CHARLESTON, W.Va. -- Former WCHS news reporter Atish Baidya grew up in San Diego. He spent six years as a news reporter -- one in Zanesville, Ohio, and five in Charleston.
For the past two years, Baidya has been involved with the College Summit program, which helps prepare students for college. In 2011, at a Marshall University workshop, he served as a writing coach for the first time. This year, he was a writing coach for two workshops, one in June and one in July, both at Marshall.
"I first learned about College Summit several years ago after watching a story on '60 Minutes' that profiled the organization," Baidya explained.

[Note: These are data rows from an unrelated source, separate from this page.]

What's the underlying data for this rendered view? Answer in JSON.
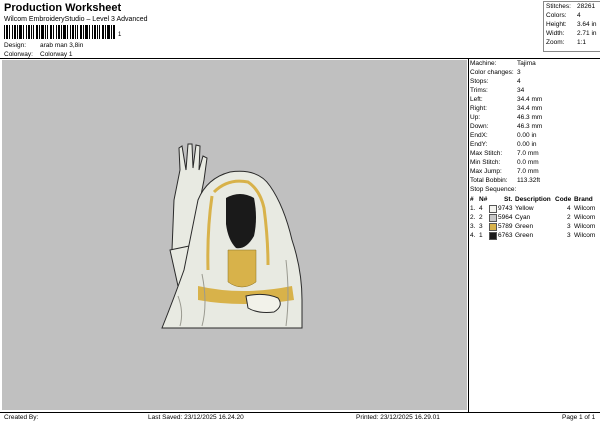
{
  "header": {
    "title": "Production Worksheet",
    "subtitle": "Wilcom EmbroideryStudio – Level 3 Advanced",
    "barcode_number": "1",
    "design_label": "Design:",
    "design_value": "arab man 3,8in",
    "colorway_label": "Colorway:",
    "colorway_value": "Colorway 1"
  },
  "stats": [
    {
      "label": "Stitches:",
      "value": "28261"
    },
    {
      "label": "Colors:",
      "value": "4"
    },
    {
      "label": "Height:",
      "value": "3.64 in"
    },
    {
      "label": "Width:",
      "value": "2.71 in"
    },
    {
      "label": "Zoom:",
      "value": "1:1"
    }
  ],
  "machine_info": [
    {
      "label": "Machine:",
      "value": "Tajima"
    },
    {
      "label": "Color changes:",
      "value": "3"
    },
    {
      "label": "Stops:",
      "value": "4"
    },
    {
      "label": "Trims:",
      "value": "34"
    },
    {
      "label": "Left:",
      "value": "34.4 mm"
    },
    {
      "label": "Right:",
      "value": "34.4 mm"
    },
    {
      "label": "Up:",
      "value": "46.3 mm"
    },
    {
      "label": "Down:",
      "value": "46.3 mm"
    },
    {
      "label": "EndX:",
      "value": "0.00 in"
    },
    {
      "label": "EndY:",
      "value": "0.00 in"
    },
    {
      "label": "Max Stitch:",
      "value": "7.0 mm"
    },
    {
      "label": "Min Stitch:",
      "value": "0.0 mm"
    },
    {
      "label": "Max Jump:",
      "value": "7.0 mm"
    },
    {
      "label": "Total Bobbin:",
      "value": "113.32ft"
    }
  ],
  "stop_sequence": {
    "heading": "Stop Sequence:",
    "columns": [
      "#",
      "N#",
      "St.",
      "Description",
      "Code",
      "Brand"
    ],
    "rows": [
      {
        "num": "1.",
        "n": "4",
        "st": "9743",
        "color": "#f4f4f0",
        "description": "Yellow",
        "code": "4",
        "brand": "Wilcom"
      },
      {
        "num": "2.",
        "n": "2",
        "st": "5964",
        "color": "#c8c8c8",
        "description": "Cyan",
        "code": "2",
        "brand": "Wilcom"
      },
      {
        "num": "3.",
        "n": "3",
        "st": "5789",
        "color": "#d8b24a",
        "description": "Green",
        "code": "3",
        "brand": "Wilcom"
      },
      {
        "num": "4.",
        "n": "1",
        "st": "6763",
        "color": "#1a1a1a",
        "description": "Green",
        "code": "3",
        "brand": "Wilcom"
      }
    ]
  },
  "footer": {
    "created_by": "Created By:",
    "last_saved": "Last Saved: 23/12/2025 16.24.20",
    "printed": "Printed: 23/12/2025 16.29.01",
    "page": "Page 1 of 1"
  },
  "colors": {
    "canvas_bg": "#c0c0c0",
    "robe_white": "#e8eae2",
    "gold": "#d8b24a",
    "dark": "#1a1a1a"
  }
}
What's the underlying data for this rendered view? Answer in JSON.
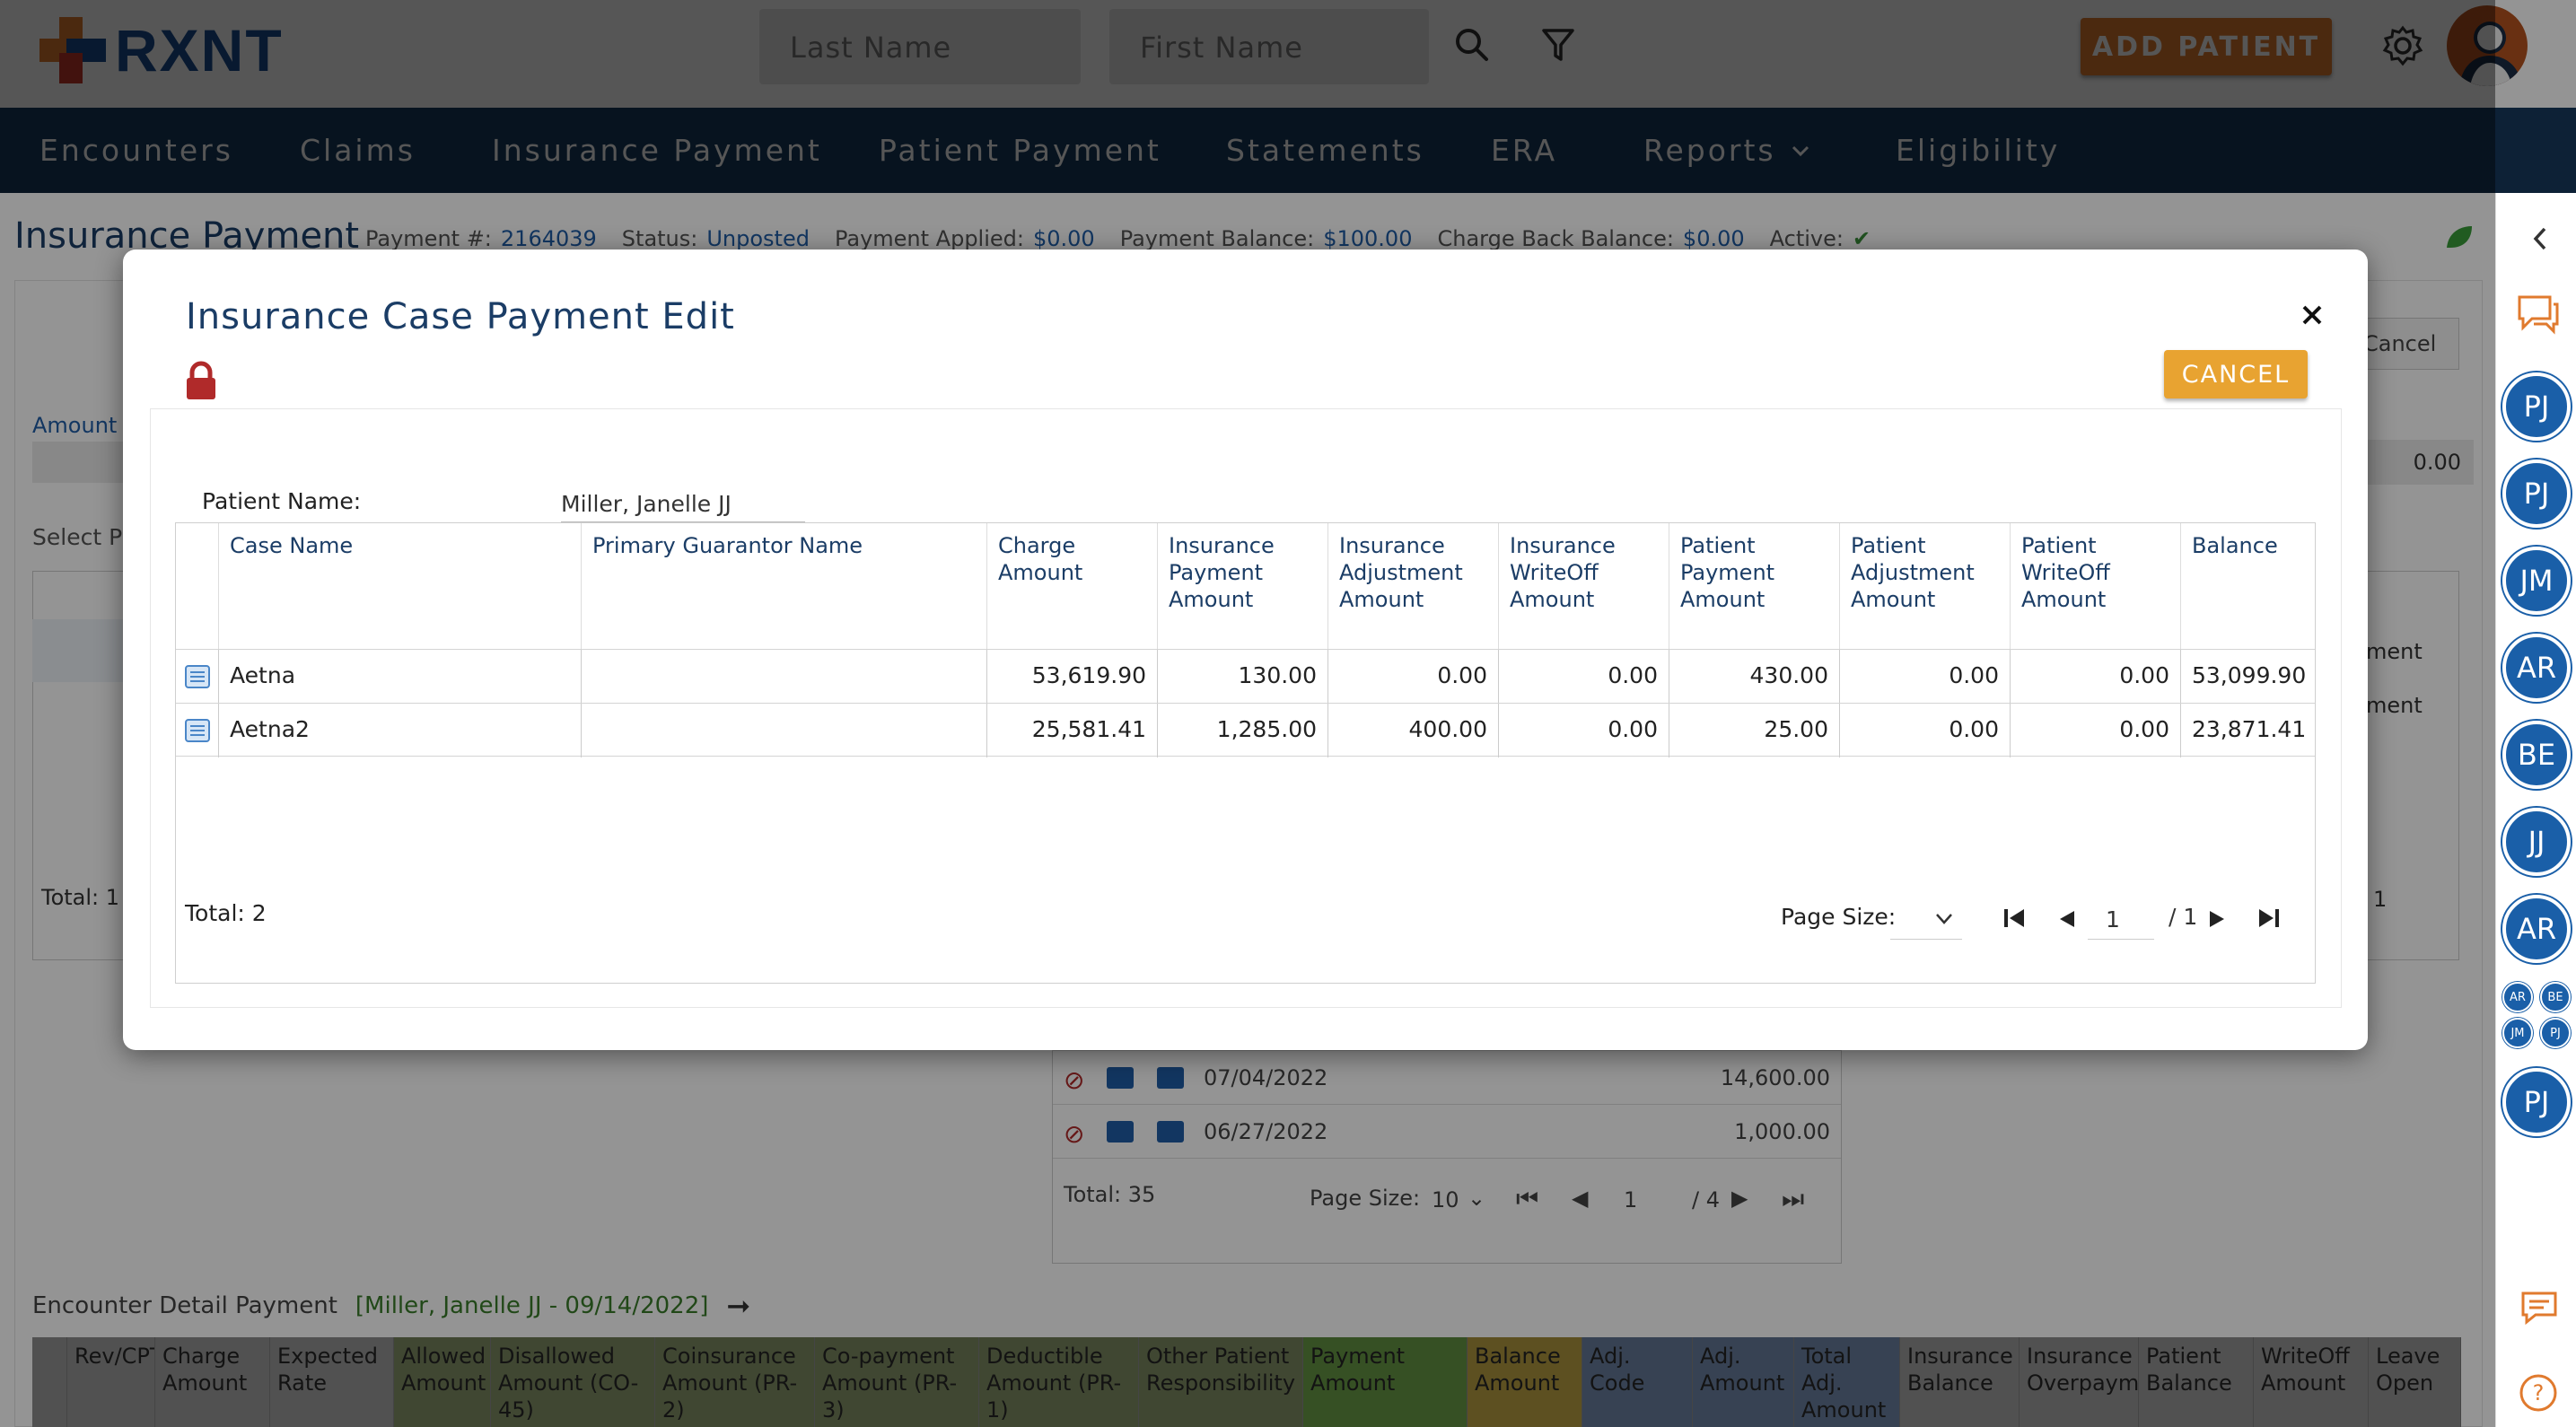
{
  "header": {
    "brand": "RXNT",
    "last_name_placeholder": "Last Name",
    "first_name_placeholder": "First Name",
    "add_patient_label": "ADD PATIENT"
  },
  "nav": {
    "items": [
      {
        "label": "Encounters"
      },
      {
        "label": "Claims"
      },
      {
        "label": "Insurance Payment"
      },
      {
        "label": "Patient Payment"
      },
      {
        "label": "Statements"
      },
      {
        "label": "ERA"
      },
      {
        "label": "Reports"
      },
      {
        "label": "Eligibility"
      }
    ]
  },
  "page": {
    "title": "Insurance Payment",
    "payment_label": "Payment #:",
    "payment_value": "2164039",
    "status_label": "Status:",
    "status_value": "Unposted",
    "applied_label": "Payment Applied:",
    "applied_value": "$0.00",
    "balance_label": "Payment Balance:",
    "balance_value": "$100.00",
    "chargeback_label": "Charge Back Balance:",
    "chargeback_value": "$0.00",
    "active_label": "Active:",
    "amount_label": "Amount",
    "select_label": "Select P",
    "bg_cancel": "Cancel",
    "bg_zero": "0.00",
    "bg_ment1": "ment",
    "bg_ment2": "ment",
    "bg_total": "Total: 1",
    "bg_pager_num": "1"
  },
  "modal": {
    "title": "Insurance Case Payment Edit",
    "cancel_label": "CANCEL",
    "patient_name_label": "Patient Name:",
    "patient_name_value": "Miller, Janelle JJ",
    "columns": [
      "Case Name",
      "Primary Guarantor Name",
      "Charge Amount",
      "Insurance Payment Amount",
      "Insurance Adjustment Amount",
      "Insurance WriteOff Amount",
      "Patient Payment Amount",
      "Patient Adjustment Amount",
      "Patient WriteOff Amount",
      "Balance"
    ],
    "rows": [
      {
        "case": "Aetna",
        "guarantor": "",
        "charge": "53,619.90",
        "ins_pay": "130.00",
        "ins_adj": "0.00",
        "ins_wo": "0.00",
        "pat_pay": "430.00",
        "pat_adj": "0.00",
        "pat_wo": "0.00",
        "balance": "53,099.90"
      },
      {
        "case": "Aetna2",
        "guarantor": "",
        "charge": "25,581.41",
        "ins_pay": "1,285.00",
        "ins_adj": "400.00",
        "ins_wo": "0.00",
        "pat_pay": "25.00",
        "pat_adj": "0.00",
        "pat_wo": "0.00",
        "balance": "23,871.41"
      }
    ],
    "total": "Total: 2",
    "page_size_label": "Page Size:",
    "page_current": "1",
    "page_total": "/ 1"
  },
  "encounters_table": {
    "rows": [
      {
        "date": "07/04/2022",
        "amount": "14,600.00"
      },
      {
        "date": "06/27/2022",
        "amount": "1,000.00"
      }
    ],
    "total": "Total: 35",
    "page_size_label": "Page Size:",
    "page_size_value": "10",
    "page_current": "1",
    "page_total": "/ 4"
  },
  "encounter_detail": {
    "label": "Encounter Detail Payment",
    "patient_link": "[Miller, Janelle JJ - 09/14/2022]",
    "columns": [
      {
        "label": "Rev/CPT",
        "bg": "#8c8c8c"
      },
      {
        "label": "Charge Amount",
        "bg": "#8c8c8c"
      },
      {
        "label": "Expected Rate",
        "bg": "#8c8c8c"
      },
      {
        "label": "Allowed Amount",
        "bg": "#6f7b56"
      },
      {
        "label": "Disallowed Amount (CO-45)",
        "bg": "#6f7b56"
      },
      {
        "label": "Coinsurance Amount (PR-2)",
        "bg": "#6f7b56"
      },
      {
        "label": "Co-payment Amount (PR-3)",
        "bg": "#6f7b56"
      },
      {
        "label": "Deductible Amount (PR-1)",
        "bg": "#6f7b56"
      },
      {
        "label": "Other Patient Responsibility",
        "bg": "#6f7b56"
      },
      {
        "label": "Payment Amount",
        "bg": "#5e8a3e"
      },
      {
        "label": "Balance Amount",
        "bg": "#a08a3a"
      },
      {
        "label": "Adj. Code",
        "bg": "#5f7390"
      },
      {
        "label": "Adj. Amount",
        "bg": "#5f7390"
      },
      {
        "label": "Total Adj. Amount",
        "bg": "#5f7390"
      },
      {
        "label": "Insurance Balance",
        "bg": "#8c8c8c"
      },
      {
        "label": "Insurance Overpaymen",
        "bg": "#8c8c8c"
      },
      {
        "label": "Patient Balance",
        "bg": "#8c8c8c"
      },
      {
        "label": "WriteOff Amount",
        "bg": "#8c8c8c"
      },
      {
        "label": "Leave Open",
        "bg": "#8c8c8c"
      }
    ]
  },
  "sidebar": {
    "avatars": [
      "PJ",
      "PJ",
      "JM",
      "AR",
      "BE",
      "JJ",
      "AR"
    ],
    "mini_avatars": [
      "AR",
      "BE",
      "JM",
      "PJ"
    ],
    "last_avatar": "PJ"
  },
  "colors": {
    "brand": "#1a4d8f",
    "nav_bg": "#173a5e",
    "accent_orange": "#e07a2e",
    "cancel_gold": "#e8a331",
    "lock_red": "#b02a2a",
    "link_blue": "#1f5ea8"
  }
}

"The story really stuck with me. It was clear the experience was incredibly powerful for not only the peer leaders, but for the writing coaches as well."
Peer leaders are the students who attend the workshops. Writing coaches help them with their personal statements, which they use on college applications.
Baidya thought if he were ever in a position to volunteer for the organization, he would. However, when he first heard about it, he didn't think he would be qualified because he was still in college. He didn't think they would accept his help.
After he graduated from the University of Southern California, one of his friends was working for College Summit in Washington, D.C., and she told him he should volunteer to be a writing coach because she knew he could do it.
"So when I was in the position where my work schedule allowed me to volunteer, I signed right up. By this time, Jen Wood was a friend of mine, and she also enthusiastically encouraged me to volunteer," said Baidya, referring to the program's community relations specialist in West Virginia.
Baidya signed up to be a writing coach, and the College Summit family welcomed him with open arms.
"So here I am. I'm committed to this organization for the rest of my life. I will always do anything they need me to do. I will support them because they are all about supporting their staff, volunteers, peer leaders, etc. It's an organization with an amazing soul, filled with love, and it shows in everything they do."
Other than being a writing coach and helping students that come to the workshop, Baidya has also emceed the awards luncheon for the past two years. That occurs in the spring and allows the peer leaders to see each other again."So, like I said, anything they need me to do, I do," Baidya said happily.